Ninety-six trainees including 14 patients/parents from the 14 CFCs volunteered to participate, test and adapt the program during LLC1 and LLC2 sessions. Comparison of patient outcomes collected in the Registry report by CF center, reflection on potential best practices, selection by each team of an improvement theme, implementation of improvement actions, and exchanges between teams fostered the adhesion of the teams. The program strengthened quality of care, interdisciplinary functioning and collaboration with patients/parents at the centers. The satisfaction expressed by the teams increased over time. A post-PHARE-M cycle maintains the focus on continuous quality improvement (CQI). In 2015, PHARE-M was recognized as a continuing professional development program in healthcare.

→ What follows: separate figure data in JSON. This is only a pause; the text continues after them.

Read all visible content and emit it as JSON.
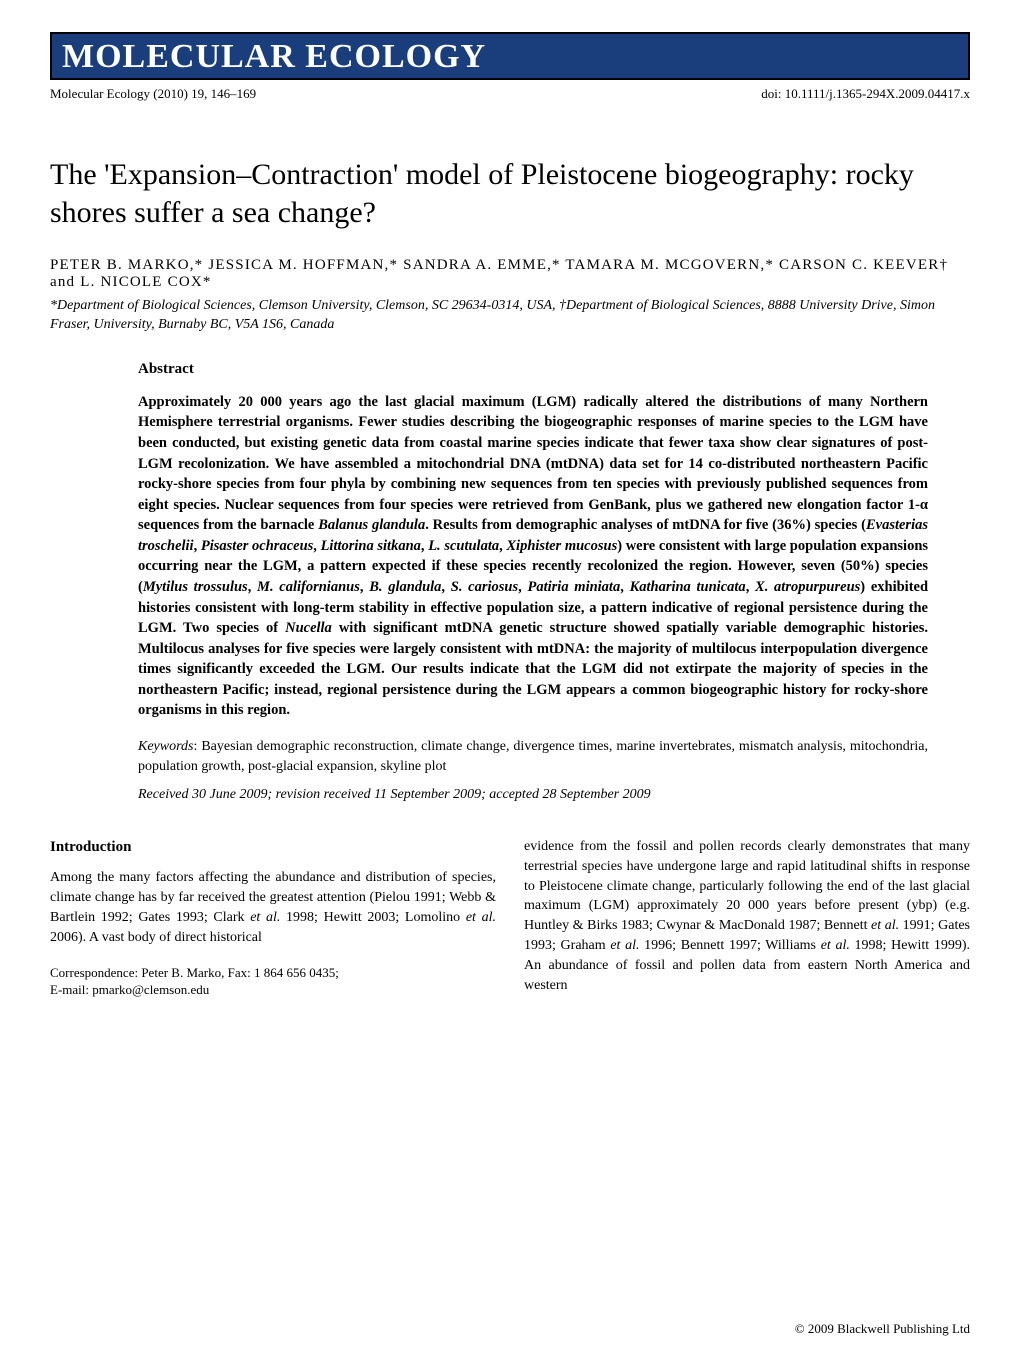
{
  "journal": {
    "banner_title": "MOLECULAR ECOLOGY",
    "citation": "Molecular Ecology (2010) 19, 146–169",
    "doi": "doi: 10.1111/j.1365-294X.2009.04417.x",
    "banner_bg": "#1a3d7c",
    "banner_text_color": "#ffffff",
    "banner_border": "#000000"
  },
  "article": {
    "title": "The 'Expansion–Contraction' model of Pleistocene biogeography: rocky shores suffer a sea change?",
    "authors": "PETER B. MARKO,* JESSICA M. HOFFMAN,* SANDRA A. EMME,* TAMARA M. MCGOVERN,* CARSON C. KEEVER† and L. NICOLE COX*",
    "affiliations": "*Department of Biological Sciences, Clemson University, Clemson, SC 29634-0314, USA, †Department of Biological Sciences, 8888 University Drive, Simon Fraser, University, Burnaby BC, V5A 1S6, Canada"
  },
  "abstract": {
    "heading": "Abstract",
    "text_html": "Approximately 20 000 years ago the last glacial maximum (LGM) radically altered the distributions of many Northern Hemisphere terrestrial organisms. Fewer studies describing the biogeographic responses of marine species to the LGM have been conducted, but existing genetic data from coastal marine species indicate that fewer taxa show clear signatures of post-LGM recolonization. We have assembled a mitochondrial DNA (mtDNA) data set for 14 co-distributed northeastern Pacific rocky-shore species from four phyla by combining new sequences from ten species with previously published sequences from eight species. Nuclear sequences from four species were retrieved from GenBank, plus we gathered new elongation factor 1-α sequences from the barnacle <em>Balanus glandula</em>. Results from demographic analyses of mtDNA for five (36%) species (<em>Evasterias troschelii</em>, <em>Pisaster ochraceus</em>, <em>Littorina sitkana</em>, <em>L. scutulata</em>, <em>Xiphister mucosus</em>) were consistent with large population expansions occurring near the LGM, a pattern expected if these species recently recolonized the region. However, seven (50%) species (<em>Mytilus trossulus</em>, <em>M. californianus</em>, <em>B. glandula</em>, <em>S. cariosus</em>, <em>Patiria miniata</em>, <em>Katharina tunicata</em>, <em>X. atropurpureus</em>) exhibited histories consistent with long-term stability in effective population size, a pattern indicative of regional persistence during the LGM. Two species of <em>Nucella</em> with significant mtDNA genetic structure showed spatially variable demographic histories. Multilocus analyses for five species were largely consistent with mtDNA: the majority of multilocus interpopulation divergence times significantly exceeded the LGM. Our results indicate that the LGM did not extirpate the majority of species in the northeastern Pacific; instead, regional persistence during the LGM appears a common biogeographic history for rocky-shore organisms in this region.",
    "keywords_html": "<em>Keywords</em>: Bayesian demographic reconstruction, climate change, divergence times, marine invertebrates, mismatch analysis, mitochondria, population growth, post-glacial expansion, skyline plot",
    "received": "Received 30 June 2009; revision received 11 September 2009; accepted 28 September 2009"
  },
  "body": {
    "intro_heading": "Introduction",
    "left_html": "Among the many factors affecting the abundance and distribution of species, climate change has by far received the greatest attention (Pielou 1991; Webb & Bartlein 1992; Gates 1993; Clark <em>et al.</em> 1998; Hewitt 2003; Lomolino <em>et al.</em> 2006). A vast body of direct historical",
    "right_html": "evidence from the fossil and pollen records clearly demonstrates that many terrestrial species have undergone large and rapid latitudinal shifts in response to Pleistocene climate change, particularly following the end of the last glacial maximum (LGM) approximately 20 000 years before present (ybp) (e.g. Huntley & Birks 1983; Cwynar & MacDonald 1987; Bennett <em>et al.</em> 1991; Gates 1993; Graham <em>et al.</em> 1996; Bennett 1997; Williams <em>et al.</em> 1998; Hewitt 1999). An abundance of fossil and pollen data from eastern North America and western",
    "correspondence": "Correspondence: Peter B. Marko, Fax: 1 864 656 0435;\nE-mail: pmarko@clemson.edu"
  },
  "footer": {
    "copyright": "© 2009 Blackwell Publishing Ltd"
  },
  "style": {
    "page_bg": "#ffffff",
    "text_color": "#000000",
    "body_fontsize_pt": 14,
    "title_fontsize_pt": 30,
    "banner_fontsize_pt": 34,
    "font_family": "Palatino"
  }
}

The PHARE-M is a complex intervention in multidisciplinary teams working in a variety of hospital settings. A confluence of factors motivated teams to engage in the program. Involving Patient/Parent in quality improvement (QI) work and developing patient therapeutic education for self-management appeared to be complementary approaches to improve care. Incorporating the program into hospital continuing education insures its sustainability. Transparency of Patient Registry indicators per center published in a brief lapse of time is required to effectively support CQI. The impact of the PHARE-M on patient outcomes after 3 years is the subject of a research program funded by the French Ministry of Health whose results will be available in 2017.
2007 年,49 家法国囊性纤维化中心签署了一项协议,承诺在未来 5 年内参与一项护理质量评估和改进计划(QIP)。该计划旨在推广由美国达特茅斯学院微系统学院(TDIMA)开发并由美国囊性纤维化基金会于 2002 年至 2013 年定制的 QIP,以适应法国囊性纤维化(CF)护理网络。
南特-罗什福尔 CF 中心的法国国家团队在 TDIMA 接受培训,并参观了参与美国学习和领导力合作的美国 CF 中心。它通过翻译行动指南和材料,在法国引入了 PHARE-M QIP。一个包括七个中心的 PHARE-M LLC1 经历了两次外部评估。进行了调整,然后在两个地区的另外七个中心推出了 PHARE-M LLC2。现场指导得到了加强。评估了团队的满意度,并进行了进一步的调整。2014 年,该计划寻求被认可为医疗保健专业人员的继续教育项目。
在 LLC1 和 LLC2 期间,共有 96 名学员,包括 14 名来自 14 个 CFC 的患者/家长自愿参与测试和调整该计划。通过 CF 中心的注册报告收集的患者结果比较,对潜在最佳实践的思考,每个团队选择一个改进主题,实施改进措施,以及团队之间的交流,促进了团队的参与。该计划加强了中心的护理质量、跨学科运作和与患者/家长的合作。团队的满意度随着时间的推移而增加。PHARE-M 周期后保持对持续质量改进(CQI)的关注。2015 年,PHARE-M 被认可为医疗保健领域的持续专业发展项目。
PHARE-M 是一个复杂的干预措施,涉及在各种医院环境中工作的多学科团队。一系列因素促使团队参与该计划。让患者/家长参与质量改进(QI)工作并为自我管理开发患者治疗教育似乎是改善护理的互补方法。将该计划纳入医院继续教育可确保其可持续性。每个中心的患者注册指标的透明度按简短的时间间隔公布,这对于有效支持 CQI 是必要的。PHARE-M 对 3 年后患者结局的影响是法国卫生部资助的研究计划的主题,其结果将于 2017 年公布。